L'histoire du canon qui protégea Alger pendant trois siècles
Il y a des objets qui, à eux seuls, résument des siècles de puissance, de tragédie et de mémoire disputée. Le canon Baba Merzoug en fait partie. Fondu au XVIe siècle pour défendre la baie d'Alger, il est aujourd'hui exilé à des milliers de kilomètres de sa terre natale — devenu, malgré lui, l'un des symboles les plus chargés d'émotion de notre histoire commune avec la France.
Une pièce d'exception, née pour défendre Alger
En 1542, un maître fondeur vénitien coule ce canon de bronze pour célébrer l'achèvement des travaux de fortification du môle d'Alger — la digue protégeant le port de la ville. Le résultat est impressionnant pour l'époque : un basilic de bronze de 12 tonnes, long de 6,58 mètres, d'un calibre de 27 centimètres, capable de tirer à une portée d'environ 5 kilomètres.
Les Algérois le surnomment « Baba Merzoug » — que l'on peut traduire par « Père Chanceux » ou « Père Béni ». Pendant près de trois siècles, cette pièce d'artillerie hors norme veille sur la baie d'Alger, symbole de la puissance défensive de la Régence face aux flottes européennes qui tentent régulièrement de s'y frotter.

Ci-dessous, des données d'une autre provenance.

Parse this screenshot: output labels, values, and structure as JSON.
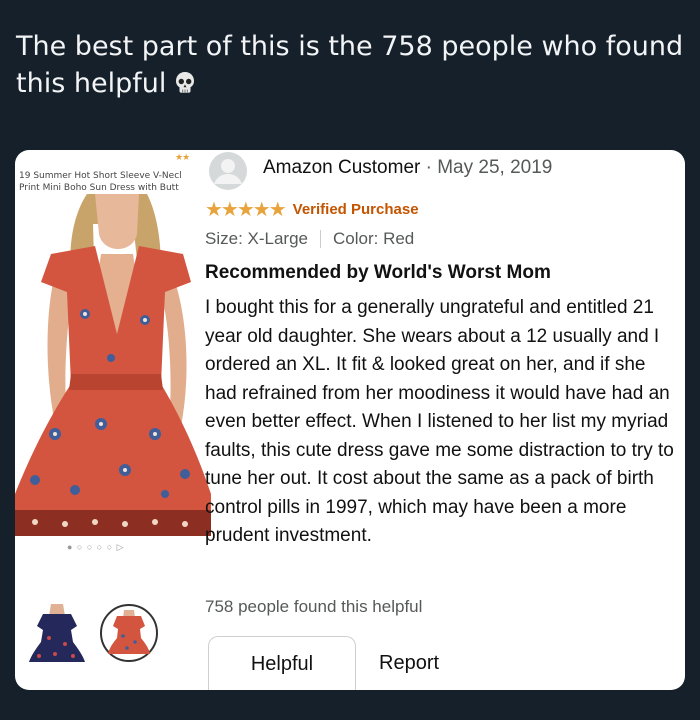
{
  "post": {
    "caption": "The best part of this is the 758 people who found this helpful",
    "emoji": "skull-emoji"
  },
  "product": {
    "title_line1": "19 Summer Hot Short Sleeve V-Necl",
    "title_line2": "Print Mini Boho Sun Dress with Butt",
    "stars": "★★",
    "carousel_dots": "● ○ ○ ○ ○ ▷",
    "dress_color": "#d4553f"
  },
  "review": {
    "reviewer": "Amazon Customer",
    "date_sep": "·",
    "date": "May 25, 2019",
    "stars": "★★★★★",
    "verified": "Verified Purchase",
    "size": "Size: X-Large",
    "color": "Color: Red",
    "headline": "Recommended by World's Worst Mom",
    "body": "I bought this for a generally ungrateful and entitled 21 year old daughter. She wears about a 12 usually and I ordered an XL. It fit & looked great on her, and if she had refrained from her moodiness it would have had an even better effect. When I listened to her list my myriad faults, this cute dress gave me some distraction to try to tune her out. It cost about the same as a pack of birth control pills in 1997, which may have been a more prudent investment.",
    "helpful_count": "758 people found this helpful",
    "helpful_button": "Helpful",
    "report_link": "Report"
  },
  "colors": {
    "background": "#15202b",
    "star": "#e8a33c",
    "verified": "#c45500"
  }
}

Un nom français né dans la tragédie
C'est au XVIIe siècle que le canon acquiert son nom français, dans des circonstances douloureuses. En 1683, lors d'un bombardement d'Alger mené par l'amiral français Abraham Duquesne réclamant la libération d'esclaves chrétiens, le consul de France Jean Le Vacher est exécuté — les récits de l'époque racontent qu'il aurait été attaché à la bouche d'un canon. Un épisode similaire aurait coûté la vie à un autre consul français, André Piolle, en 1688.

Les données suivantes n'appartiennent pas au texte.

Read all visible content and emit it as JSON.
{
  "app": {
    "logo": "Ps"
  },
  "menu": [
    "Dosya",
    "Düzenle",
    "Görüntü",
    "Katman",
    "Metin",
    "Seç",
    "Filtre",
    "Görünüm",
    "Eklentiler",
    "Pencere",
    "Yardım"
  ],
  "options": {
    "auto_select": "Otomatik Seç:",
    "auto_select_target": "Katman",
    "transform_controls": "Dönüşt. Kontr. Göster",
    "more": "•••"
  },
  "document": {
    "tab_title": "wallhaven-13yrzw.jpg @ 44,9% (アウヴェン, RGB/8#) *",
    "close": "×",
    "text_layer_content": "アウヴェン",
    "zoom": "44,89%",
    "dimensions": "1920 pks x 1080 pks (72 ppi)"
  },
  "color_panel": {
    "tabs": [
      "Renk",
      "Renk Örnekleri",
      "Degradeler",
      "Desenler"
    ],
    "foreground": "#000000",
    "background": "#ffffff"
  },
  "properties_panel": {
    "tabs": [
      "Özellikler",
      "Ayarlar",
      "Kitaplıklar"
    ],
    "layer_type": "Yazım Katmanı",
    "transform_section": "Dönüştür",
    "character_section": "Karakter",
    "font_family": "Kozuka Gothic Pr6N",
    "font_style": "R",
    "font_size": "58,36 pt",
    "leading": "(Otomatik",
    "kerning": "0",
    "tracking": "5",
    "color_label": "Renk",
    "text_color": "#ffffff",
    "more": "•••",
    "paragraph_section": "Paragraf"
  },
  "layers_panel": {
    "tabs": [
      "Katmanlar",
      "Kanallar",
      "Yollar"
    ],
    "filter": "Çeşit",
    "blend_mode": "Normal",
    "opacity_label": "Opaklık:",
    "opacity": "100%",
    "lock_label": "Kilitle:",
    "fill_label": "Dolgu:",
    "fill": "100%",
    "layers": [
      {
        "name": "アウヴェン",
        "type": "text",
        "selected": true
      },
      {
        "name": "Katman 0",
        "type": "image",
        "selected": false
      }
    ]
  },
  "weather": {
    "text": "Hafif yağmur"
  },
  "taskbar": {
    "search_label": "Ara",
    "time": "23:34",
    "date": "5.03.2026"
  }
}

Les historiens actuels restent prudents quant au rôle exact joué par Baba Merzoug dans ces épisodes précis — mais qu'il y ait ou non participé directement, c'est cette tragédie qui donnera naissance à son nom français : « La Consulaire », en mémoire des deux consuls disparus.
1830 : le trophée de guerre
L'histoire du canon bascule définitivement avec la prise d'Alger par les troupes françaises en 1830. Après la capitulation du Dey, l'amiral Guy-Victor Duperré s'empare de cette pièce d'artillerie emblématique et la fait transporter en France comme trophée de guerre.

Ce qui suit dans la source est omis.